NAPM NON-MANUFACTURING INDEX, Monday (10.00 AM): The consensus forecast of Wall Street economists is for the NAPM non-manufacturing index to fall to 45.9 in October from 50.2 in September. The index rose in September from 45.5 in August.
The NAPM manufacturing index plunged to 39.8 in October from 47.0 in September, the fifteeth month-long manufacturing recession. As was the case in the October employment report, the NAPM non-manufacturing index will illustrate that recessionary conditions have moved beyond manufacturing, and into the service sector of the economy, said Robert McGee, chief economist at Tokai Bank.
US Q3 NON-FARM LABOR PRODUCTIVITY, Wednesday (8.30 AM) Wall Street analysts expect labor producitivy to rise at a 1.7 pct annual rate. In the second quarter, productivity rose at a 2.1 pct rate.
Unit labor costs are expected to rise 2.4 pct after rising 2.7 pct in the second quarter. "Nonfarm productivity growth apparently was solid again last quarter, even as real GDP declined slightly. However, the year-to-year change in unit labor costs is estimated to have stayed firm, crimping corporate profit margins," Goldman Sachs analysts said said.
US SEPT WHOLESALE INVENTORIES, Wednesday (10.00 AM): Wholesale inventories are expected to fall 0.3 pct in September after falling 0.1 pct in the previous month. This would be the fourth consecutive monthly decline.
US SEPT CONSUMER CREDIT, Wednesday (3.00 PM): Analysts expect consumer credit to fall 0.7 bln usd in September, after rising 2.3 bln in August, which was the first rise since May.
"Consumers probably resumed paying down installment debt during September, as the bulk of tax rebate checks were saved and personal spending plunged after the Sept 11 terror attacks," Goldman Sachs economists said.
US WEEKLY JOBLESS CLAIMS, Thursday (8.30 AM): The consensus forecast of Wall Street economists is for jobless claims to rise 4,000 to 503,000 in the week ended Nov 3 after falling 10,000 to 499,000 in the previous week.
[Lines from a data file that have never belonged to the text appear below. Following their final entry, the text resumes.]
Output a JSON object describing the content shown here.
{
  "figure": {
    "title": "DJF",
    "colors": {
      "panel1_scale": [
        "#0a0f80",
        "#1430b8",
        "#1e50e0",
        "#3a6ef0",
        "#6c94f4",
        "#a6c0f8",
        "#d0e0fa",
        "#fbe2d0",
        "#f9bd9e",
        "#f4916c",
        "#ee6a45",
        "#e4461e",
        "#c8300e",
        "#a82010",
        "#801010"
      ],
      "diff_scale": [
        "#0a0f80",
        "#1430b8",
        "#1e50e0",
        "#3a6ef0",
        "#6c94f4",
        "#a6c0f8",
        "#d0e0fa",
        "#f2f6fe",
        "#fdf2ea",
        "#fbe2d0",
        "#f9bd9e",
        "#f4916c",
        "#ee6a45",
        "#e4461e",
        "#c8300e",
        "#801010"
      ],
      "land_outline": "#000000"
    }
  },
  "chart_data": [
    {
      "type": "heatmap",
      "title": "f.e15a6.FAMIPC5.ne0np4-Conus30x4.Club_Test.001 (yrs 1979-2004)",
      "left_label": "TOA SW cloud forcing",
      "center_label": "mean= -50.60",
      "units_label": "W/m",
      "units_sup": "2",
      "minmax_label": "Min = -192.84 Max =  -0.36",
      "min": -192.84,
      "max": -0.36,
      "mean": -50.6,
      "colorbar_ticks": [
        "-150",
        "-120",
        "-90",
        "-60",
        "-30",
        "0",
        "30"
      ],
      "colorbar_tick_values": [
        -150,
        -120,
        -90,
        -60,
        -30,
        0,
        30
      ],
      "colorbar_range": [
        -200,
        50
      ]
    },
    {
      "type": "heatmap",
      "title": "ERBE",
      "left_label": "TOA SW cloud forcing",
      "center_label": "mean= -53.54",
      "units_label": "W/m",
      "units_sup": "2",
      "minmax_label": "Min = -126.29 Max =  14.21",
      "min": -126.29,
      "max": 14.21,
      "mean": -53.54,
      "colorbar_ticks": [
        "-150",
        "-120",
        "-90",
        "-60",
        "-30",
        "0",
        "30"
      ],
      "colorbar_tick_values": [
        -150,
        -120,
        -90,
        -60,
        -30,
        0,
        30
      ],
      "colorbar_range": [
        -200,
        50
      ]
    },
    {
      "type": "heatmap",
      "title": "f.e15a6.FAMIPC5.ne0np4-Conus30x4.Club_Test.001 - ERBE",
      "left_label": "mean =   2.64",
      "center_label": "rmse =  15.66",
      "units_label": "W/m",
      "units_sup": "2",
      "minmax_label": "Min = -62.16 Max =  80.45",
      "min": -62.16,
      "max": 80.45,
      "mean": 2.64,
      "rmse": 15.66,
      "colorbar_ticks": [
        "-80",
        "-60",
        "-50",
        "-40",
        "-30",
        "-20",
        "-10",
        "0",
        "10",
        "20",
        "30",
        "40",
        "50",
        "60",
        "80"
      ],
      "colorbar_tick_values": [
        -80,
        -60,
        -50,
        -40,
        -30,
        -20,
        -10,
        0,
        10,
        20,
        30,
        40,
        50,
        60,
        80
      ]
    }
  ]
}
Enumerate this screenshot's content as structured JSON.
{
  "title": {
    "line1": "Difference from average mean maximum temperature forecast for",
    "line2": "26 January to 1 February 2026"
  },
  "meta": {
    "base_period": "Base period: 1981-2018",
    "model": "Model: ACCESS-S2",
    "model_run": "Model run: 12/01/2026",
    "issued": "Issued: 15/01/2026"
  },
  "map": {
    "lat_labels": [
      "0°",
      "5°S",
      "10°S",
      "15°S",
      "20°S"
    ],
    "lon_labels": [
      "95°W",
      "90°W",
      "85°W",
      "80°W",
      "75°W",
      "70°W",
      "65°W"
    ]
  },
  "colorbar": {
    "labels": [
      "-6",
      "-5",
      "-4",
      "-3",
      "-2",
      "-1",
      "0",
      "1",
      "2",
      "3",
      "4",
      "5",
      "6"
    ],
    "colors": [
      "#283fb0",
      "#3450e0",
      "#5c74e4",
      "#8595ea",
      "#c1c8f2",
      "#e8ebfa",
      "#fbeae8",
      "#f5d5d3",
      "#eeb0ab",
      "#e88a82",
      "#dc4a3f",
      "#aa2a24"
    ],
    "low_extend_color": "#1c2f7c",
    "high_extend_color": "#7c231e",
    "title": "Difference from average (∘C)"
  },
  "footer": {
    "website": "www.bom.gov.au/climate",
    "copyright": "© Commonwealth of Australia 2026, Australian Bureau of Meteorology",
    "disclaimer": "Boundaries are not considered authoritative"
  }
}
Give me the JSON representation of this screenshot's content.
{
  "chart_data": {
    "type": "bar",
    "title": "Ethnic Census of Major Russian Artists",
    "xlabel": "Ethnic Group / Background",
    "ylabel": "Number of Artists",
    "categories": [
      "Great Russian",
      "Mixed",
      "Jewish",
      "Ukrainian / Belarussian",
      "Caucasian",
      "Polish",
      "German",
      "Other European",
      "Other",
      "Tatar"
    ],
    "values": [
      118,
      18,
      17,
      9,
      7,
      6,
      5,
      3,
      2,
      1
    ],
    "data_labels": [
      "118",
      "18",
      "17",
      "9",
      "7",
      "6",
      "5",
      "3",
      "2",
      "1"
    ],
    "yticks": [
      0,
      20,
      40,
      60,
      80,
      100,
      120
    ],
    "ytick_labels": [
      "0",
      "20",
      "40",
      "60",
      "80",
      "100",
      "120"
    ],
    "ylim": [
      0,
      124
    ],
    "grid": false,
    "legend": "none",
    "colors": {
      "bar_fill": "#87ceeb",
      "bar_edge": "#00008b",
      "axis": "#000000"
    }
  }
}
US OCT IMPORT PRICES, Thursday (8.30 AM): Import prices are expected to drop 0.8 pct in October after rising 0.3 pct in September, which was the first increase in four months.
US OCT PPI, Friday (8.30 AM): Wall Street analysts expect the Oct PPI to drop 0.4 pct and the core rate to fall 0.1 pct. In September, the PPI rose 0.4 pct and the core rate rose 0.3 pct.
Sharply lower energy prices likely will lead the PPI down, Bear Stearns economists said.
US NOV U. OF MICH CONSUMER SENTIMENT, Friday (9.45 AM): The University of Michigan's consumer sentiment index is expected to weaken to 78.3 in November, after it dropped to 82.7 in the final October reading, from the 83.4 initial reading for the month.
A sharper than expected decline "could provide a boost to the Treasury market, as it would raise the specter of considerable erosion in consumer spending in the fourth quarter," Bank One economists said in a research note.